Setialah dalam perkara-perkara kecil, maka Allah akan mempercayakan perkara-perkara yang lebih besar. Intinya di sini adalah untuk setia di dalam segala perkara. Kita dituntut untuk hidup berintegritas setia mengerjakan panggilan-Nya setiap saat. Dapatkah kita setia seperti Musa yang memimpin bangsa Israel mengelilingi padang gurun selama 40 tahun sebelum masuk ke dalam tanah Kanaan? Dapatkah kita menunggu beberapa tahun sampai Tuhan mengizinkan kita membawa perubahan bagi perusahaan tempat kita bekerja? Dapatkah kita menunggu beberapa lama untuk dipromosikan? Dapatkah kita konsisten belajar dengan giat selama tidak ujian? Dapatkah kita kompeten (setia) terus mengerjakan talenta kita sesuai kapasitas yang diberikan walaupun Sang Tuan belum kembali?
REDEEMING THE WORLD
Kita dipanggil untuk menebus dunia beserta kebudayaan di dalamnya. Kita harus mempunyai keyakinan bahwa menebus dengan nilai-nilai Kekristenan itu bukan hanya tidak mustahil tetapi nilai-nilai Kekristenan memang lebih unggul (sekalipun di sistem dunia yang berdosa). Namun fenomena bahwa orang-orang yang memakai taktik-taktik kotor dan curang selalu lebih menguntungkan dan lebih mudah untuk sukses memang adalah kenyataan yang kita alami. Jadi bagaimana?
Setiap orang mempunyai level of competitiveness yang berbeda-beda. Ada orang yang semenjak kecil terlihat sangat kompetitif. Tidak mudah bagi seseorang yang berjiwa kompetisi untuk bekerja dalam grup karena ia akan cenderung mau menonjolkan diri. Secara tidak sadar, tuntutan untuk menjadi “pemenang” atau “jawara” sudah ditanamkan sejak kita kecil. “Anak Mama Papa harus ranking satu donk; kalau gak itu namanya bukan anak Mama Papa.” Kalimat ini sering kita dengar dari para orang tua kepada anaknya. Secara tidak langsung, hal ini memberikan tekanan bagi anak-anak untuk berkompetisi dengan teman-temannya.
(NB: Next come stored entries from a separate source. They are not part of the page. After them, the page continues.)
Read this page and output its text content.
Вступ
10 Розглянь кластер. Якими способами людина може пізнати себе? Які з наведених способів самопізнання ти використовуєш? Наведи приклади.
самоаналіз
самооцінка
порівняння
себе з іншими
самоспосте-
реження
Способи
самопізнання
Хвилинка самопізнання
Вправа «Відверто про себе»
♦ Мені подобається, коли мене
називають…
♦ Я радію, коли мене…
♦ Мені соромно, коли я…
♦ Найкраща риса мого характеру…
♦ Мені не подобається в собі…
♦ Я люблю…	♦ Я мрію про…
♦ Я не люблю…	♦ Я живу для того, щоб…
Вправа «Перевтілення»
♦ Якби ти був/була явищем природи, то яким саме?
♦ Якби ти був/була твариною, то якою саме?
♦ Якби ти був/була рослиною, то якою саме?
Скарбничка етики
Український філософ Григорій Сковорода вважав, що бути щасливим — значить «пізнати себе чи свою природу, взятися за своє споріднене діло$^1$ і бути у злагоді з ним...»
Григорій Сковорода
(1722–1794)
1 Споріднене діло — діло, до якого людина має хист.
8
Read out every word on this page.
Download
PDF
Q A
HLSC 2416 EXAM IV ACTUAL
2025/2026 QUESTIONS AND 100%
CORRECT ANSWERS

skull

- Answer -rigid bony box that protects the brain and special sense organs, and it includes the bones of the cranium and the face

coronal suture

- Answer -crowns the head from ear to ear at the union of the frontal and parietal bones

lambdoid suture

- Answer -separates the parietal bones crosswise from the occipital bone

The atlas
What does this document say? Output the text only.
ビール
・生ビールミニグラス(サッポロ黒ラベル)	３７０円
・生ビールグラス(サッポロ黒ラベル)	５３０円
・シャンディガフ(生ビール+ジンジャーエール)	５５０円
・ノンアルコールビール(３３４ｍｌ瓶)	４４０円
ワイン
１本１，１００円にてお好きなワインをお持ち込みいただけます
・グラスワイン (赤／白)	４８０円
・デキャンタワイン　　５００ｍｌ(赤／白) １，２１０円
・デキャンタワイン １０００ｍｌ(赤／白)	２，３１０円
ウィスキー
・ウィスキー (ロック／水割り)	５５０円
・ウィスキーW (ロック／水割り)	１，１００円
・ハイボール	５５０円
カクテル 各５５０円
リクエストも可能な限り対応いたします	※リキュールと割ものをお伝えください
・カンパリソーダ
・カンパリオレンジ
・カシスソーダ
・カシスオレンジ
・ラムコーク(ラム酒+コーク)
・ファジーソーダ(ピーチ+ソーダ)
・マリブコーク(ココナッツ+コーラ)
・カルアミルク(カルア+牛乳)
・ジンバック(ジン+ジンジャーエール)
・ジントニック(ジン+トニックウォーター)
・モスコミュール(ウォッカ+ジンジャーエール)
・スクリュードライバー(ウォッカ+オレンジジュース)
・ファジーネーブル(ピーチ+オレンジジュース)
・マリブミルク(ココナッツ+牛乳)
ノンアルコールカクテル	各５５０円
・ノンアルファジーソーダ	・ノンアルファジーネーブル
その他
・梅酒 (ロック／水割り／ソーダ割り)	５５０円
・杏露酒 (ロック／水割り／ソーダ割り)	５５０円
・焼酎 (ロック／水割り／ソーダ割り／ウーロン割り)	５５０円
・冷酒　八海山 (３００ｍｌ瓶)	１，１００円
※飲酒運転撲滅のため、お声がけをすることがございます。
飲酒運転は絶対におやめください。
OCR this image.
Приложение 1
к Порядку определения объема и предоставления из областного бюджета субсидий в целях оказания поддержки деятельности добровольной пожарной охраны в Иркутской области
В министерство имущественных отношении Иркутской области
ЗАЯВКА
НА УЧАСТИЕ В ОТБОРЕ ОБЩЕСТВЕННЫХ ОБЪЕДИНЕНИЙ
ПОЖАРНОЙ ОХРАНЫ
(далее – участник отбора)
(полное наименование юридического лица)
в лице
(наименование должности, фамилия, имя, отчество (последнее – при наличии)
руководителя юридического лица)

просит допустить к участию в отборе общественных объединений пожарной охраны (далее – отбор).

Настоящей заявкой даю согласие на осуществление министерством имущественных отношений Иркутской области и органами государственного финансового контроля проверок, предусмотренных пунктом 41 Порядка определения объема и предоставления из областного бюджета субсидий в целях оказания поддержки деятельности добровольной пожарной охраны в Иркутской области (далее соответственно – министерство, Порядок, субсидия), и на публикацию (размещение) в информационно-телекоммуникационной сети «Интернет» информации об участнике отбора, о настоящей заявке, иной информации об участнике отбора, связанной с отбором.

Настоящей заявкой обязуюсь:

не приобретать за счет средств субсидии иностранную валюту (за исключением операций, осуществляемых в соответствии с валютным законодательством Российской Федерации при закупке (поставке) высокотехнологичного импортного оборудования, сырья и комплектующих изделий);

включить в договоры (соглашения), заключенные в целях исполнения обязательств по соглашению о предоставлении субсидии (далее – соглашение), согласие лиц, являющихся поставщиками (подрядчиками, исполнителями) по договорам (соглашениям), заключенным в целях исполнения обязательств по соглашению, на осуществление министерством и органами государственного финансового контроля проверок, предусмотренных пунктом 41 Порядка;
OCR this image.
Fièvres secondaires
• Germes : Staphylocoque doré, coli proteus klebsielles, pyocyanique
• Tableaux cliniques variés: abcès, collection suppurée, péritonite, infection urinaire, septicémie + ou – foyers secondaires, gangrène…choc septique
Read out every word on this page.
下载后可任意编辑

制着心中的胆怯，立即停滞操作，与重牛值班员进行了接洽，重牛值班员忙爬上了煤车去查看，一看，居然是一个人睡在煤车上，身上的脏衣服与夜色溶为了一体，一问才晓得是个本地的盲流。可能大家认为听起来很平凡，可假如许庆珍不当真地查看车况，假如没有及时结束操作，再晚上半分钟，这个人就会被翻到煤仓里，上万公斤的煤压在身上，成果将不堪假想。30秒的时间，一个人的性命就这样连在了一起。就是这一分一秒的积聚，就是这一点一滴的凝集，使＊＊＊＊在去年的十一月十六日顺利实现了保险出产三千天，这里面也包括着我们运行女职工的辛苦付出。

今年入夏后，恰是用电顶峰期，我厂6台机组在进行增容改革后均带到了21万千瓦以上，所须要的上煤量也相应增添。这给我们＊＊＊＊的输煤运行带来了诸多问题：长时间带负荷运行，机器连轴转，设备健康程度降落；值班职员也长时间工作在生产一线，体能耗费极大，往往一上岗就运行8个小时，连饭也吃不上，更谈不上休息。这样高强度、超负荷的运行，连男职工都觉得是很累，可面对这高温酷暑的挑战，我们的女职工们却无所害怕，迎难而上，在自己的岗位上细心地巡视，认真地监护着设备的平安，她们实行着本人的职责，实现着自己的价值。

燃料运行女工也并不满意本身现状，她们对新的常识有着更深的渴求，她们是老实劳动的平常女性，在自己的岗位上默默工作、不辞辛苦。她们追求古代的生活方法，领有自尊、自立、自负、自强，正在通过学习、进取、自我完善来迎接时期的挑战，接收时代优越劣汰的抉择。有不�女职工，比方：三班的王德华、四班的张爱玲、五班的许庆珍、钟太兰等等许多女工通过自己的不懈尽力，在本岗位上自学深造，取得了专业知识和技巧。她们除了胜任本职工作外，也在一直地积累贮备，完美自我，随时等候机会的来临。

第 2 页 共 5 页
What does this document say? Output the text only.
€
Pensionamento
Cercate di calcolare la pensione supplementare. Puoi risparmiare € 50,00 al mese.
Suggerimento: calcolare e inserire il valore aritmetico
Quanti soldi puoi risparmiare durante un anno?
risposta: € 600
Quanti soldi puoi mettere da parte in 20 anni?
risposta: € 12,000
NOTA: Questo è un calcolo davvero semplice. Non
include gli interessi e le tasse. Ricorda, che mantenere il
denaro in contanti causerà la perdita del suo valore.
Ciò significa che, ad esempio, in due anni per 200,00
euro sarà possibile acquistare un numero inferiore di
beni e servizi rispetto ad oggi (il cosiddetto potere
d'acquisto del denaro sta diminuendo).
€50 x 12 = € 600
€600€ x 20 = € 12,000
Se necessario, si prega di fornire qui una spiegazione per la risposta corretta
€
Maka anak kecil yang sukses dalam pelajaran karena les di tempat les yang baik, akan tidak mau memberitahukan kepada teman-teman yang lain karena ia takut semakin banyak yang les dan ia akan menjadi tersaingi.
Pengalaman-pengalaman tersebut secara tidak sadar terbawa sampai lingkungan pekerjaan kita. Kita mengejar posisi yang tertinggi (atau paling tidak lebih tinggi dibanding teman-teman sejawat) atau bahkan kita menjadi orang terpenting di kantor sampai-sampai kita berpikir bahwa tanpa kita, kantor tempat kita bekerja akan hancur.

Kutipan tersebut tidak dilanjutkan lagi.